その名のとおり、物陰になっている建物の角などで入り口を張って、敵がきたら奇襲するという作戦だ。一般に、あまり好まれる戦法とはいえない。
「眠れなかったというのは?」
「えー? そんなの、きょうからチームメイト探しがはじまるからに決まってんじゃん! そしたら本格的に練習できるし。あたし、めっちゃスキル構成考えちゃったー。あ、てかノートみる? マジやばいよ、長文すぎてたぶん引かれるw」
ニコニコとそう語る赤城さんの弁を聞いて、嬉しいというよりも重圧を感じてしまったというのが正直なところだ。
俺には、俺がそううまく働けるとは思えていない。
だが、そんなことを正直に打ち明けられても困るだけだろう。俺の委員長フェイスは不動だった。

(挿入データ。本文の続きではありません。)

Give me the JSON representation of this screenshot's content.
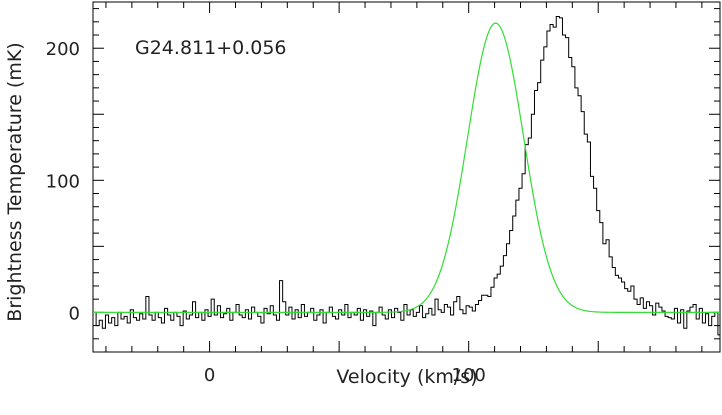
{
  "chart_data": {
    "type": "line",
    "annotation": "G24.811+0.056",
    "xlabel": "Velocity (km/s)",
    "ylabel": "Brightness Temperature (mK)",
    "xlim": [
      -45,
      197
    ],
    "ylim": [
      -30,
      235
    ],
    "x_major_ticks": [
      0,
      100
    ],
    "y_major_ticks": [
      0,
      100,
      200
    ],
    "x_tick_labels": [
      "0",
      "100"
    ],
    "y_tick_labels": [
      "0",
      "100",
      "200"
    ],
    "x_minor_step": 10,
    "y_minor_step": 10,
    "grid": false,
    "colors": {
      "spectrum": "#000000",
      "fit": "#33dd33",
      "axes": "#000000"
    },
    "series": [
      {
        "style": "histogram",
        "color": "#000000",
        "x_start": -45,
        "x_step": 1.2,
        "values": [
          0,
          -10,
          -6,
          -12,
          -2,
          -8,
          -4,
          -10,
          0,
          -5,
          -3,
          -8,
          2,
          -4,
          -6,
          -1,
          -5,
          12,
          -2,
          -6,
          0,
          -4,
          -8,
          3,
          -2,
          -6,
          0,
          -3,
          -10,
          1,
          -5,
          -2,
          8,
          -4,
          0,
          -6,
          2,
          -3,
          10,
          -2,
          5,
          -4,
          -1,
          3,
          -6,
          0,
          6,
          -2,
          -4,
          2,
          -5,
          4,
          0,
          -3,
          -8,
          3,
          -1,
          5,
          -2,
          -6,
          24,
          8,
          -2,
          4,
          -5,
          2,
          -4,
          6,
          -3,
          0,
          3,
          -6,
          -2,
          2,
          -8,
          0,
          4,
          -3,
          -5,
          2,
          -2,
          6,
          -4,
          0,
          -2,
          3,
          -6,
          2,
          -3,
          1,
          -10,
          0,
          4,
          -2,
          -5,
          2,
          -4,
          3,
          0,
          -6,
          6,
          -2,
          2,
          -3,
          0,
          5,
          -4,
          -1,
          3,
          -2,
          10,
          2,
          0,
          6,
          4,
          -2,
          8,
          12,
          2,
          -1,
          5,
          4,
          1,
          6,
          9,
          13,
          13,
          12,
          19,
          26,
          29,
          35,
          43,
          52,
          62,
          73,
          85,
          94,
          105,
          127,
          132,
          150,
          168,
          174,
          191,
          201,
          213,
          218,
          216,
          224,
          223,
          210,
          208,
          193,
          186,
          170,
          164,
          152,
          135,
          129,
          103,
          94,
          77,
          68,
          52,
          55,
          42,
          34,
          28,
          26,
          23,
          18,
          16,
          20,
          10,
          6,
          11,
          3,
          8,
          5,
          -2,
          7,
          4,
          1,
          -3,
          -4,
          -5,
          3,
          -8,
          2,
          -12,
          1,
          4,
          6,
          -5,
          3,
          -8,
          -1,
          -10,
          -3,
          0,
          -17,
          -3,
          7,
          -7,
          -3,
          -2,
          -5,
          -6,
          0,
          5,
          -11,
          4,
          -9,
          -2,
          -7,
          -4,
          -1,
          3,
          -8,
          -2
        ]
      },
      {
        "style": "line",
        "color": "#33dd33",
        "gaussian": {
          "amplitude": 219,
          "center": 110.4,
          "sigma": 10.8,
          "baseline": 0
        }
      }
    ]
  }
}
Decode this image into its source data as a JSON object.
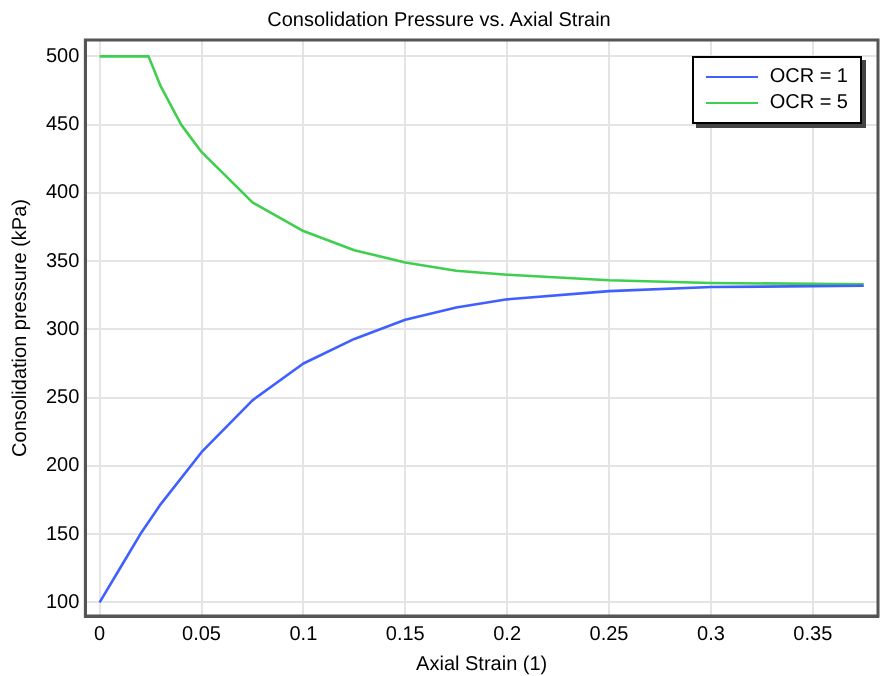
{
  "chart_data": {
    "type": "line",
    "title": "Consolidation Pressure vs. Axial Strain",
    "xlabel": "Axial Strain (1)",
    "ylabel": "Consolidation pressure (kPa)",
    "series": [
      {
        "name": "OCR = 1",
        "color": "#3f5fff",
        "x": [
          0,
          0.01,
          0.02,
          0.03,
          0.05,
          0.075,
          0.1,
          0.125,
          0.15,
          0.175,
          0.2,
          0.25,
          0.3,
          0.375
        ],
        "values": [
          100,
          125,
          150,
          172,
          210,
          248,
          275,
          293,
          307,
          316,
          322,
          328,
          331,
          332
        ]
      },
      {
        "name": "OCR = 5",
        "color": "#3fcf4f",
        "x": [
          0,
          0.024,
          0.03,
          0.04,
          0.05,
          0.075,
          0.1,
          0.125,
          0.15,
          0.175,
          0.2,
          0.25,
          0.3,
          0.375
        ],
        "values": [
          500,
          500,
          478,
          450,
          430,
          393,
          372,
          358,
          349,
          343,
          340,
          336,
          334,
          333
        ]
      }
    ],
    "xlim": [
      -0.007,
      0.382
    ],
    "ylim": [
      90,
      512
    ],
    "xticks": [
      0,
      0.05,
      0.1,
      0.15,
      0.2,
      0.25,
      0.3,
      0.35
    ],
    "yticks": [
      100,
      150,
      200,
      250,
      300,
      350,
      400,
      450,
      500
    ],
    "grid": true,
    "legend": "top right",
    "marker": "none",
    "line_style": "solid"
  }
}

そんなことよりも、俺はここにきて一抹の不安を覚えていた。
「でさー、あたしが思ったのって、ようはあたしが前線張ったほうがいいんじゃないかってことなんだよね。いいんちょくんって、フィジカル以前にまず場所取りの能力もすごいじゃん? だから安置読みと射線のキープを――」
「でも一応べつの案も考えていて、たとえばいいんちょくんがメレン使ってキルを取りに行ったり、あとたまに使っていたゼファーで荒らしに行くみたいな手法を取るんだったら、それこそあたしがチェリーとかピックしてさ――」
「最近のはやりって三枚ともサーチ系で引きこもったりするやつじゃん? いいんちょくんも今年の世界大会みてたっしょ? あのダブエルのド寒い戦法、個人的には好きじゃないんだけどさすがに強かったくない? あれ、アプデ入る前にさ――」
ぺらぺらとルシオンの話をし続ける赤城さん。
旧山手通りに入り、周囲にLC学園の生徒が増えてきても、かまわずに話し続ける。
校内一、二を争う有名人の赤城さんと、校内一、二を争う無名人のモブ委員長がともに歩いているというだけでかなり人目を惹くというのに、そのよく通る声で語っているのがゲームとなると――。
俺の委員長筋が、どうにも痛み出す。
「赤城さん、ちょっとこっちに」
「え、なになに? いいんちょくん??」
俺は、路地に赤城さんを引っ張った。ちょうどいい電柱の陰を使い、赤城さんを通りの衆人から隠す。
傍からみれば俺しかいないように映るよう、赤城さんを壁に追いやった。
「え。これ。え? か、かか壁ドン??」
「——赤城さん、提案がある」
かつ、聞かれないように小声で、俺は囁いた。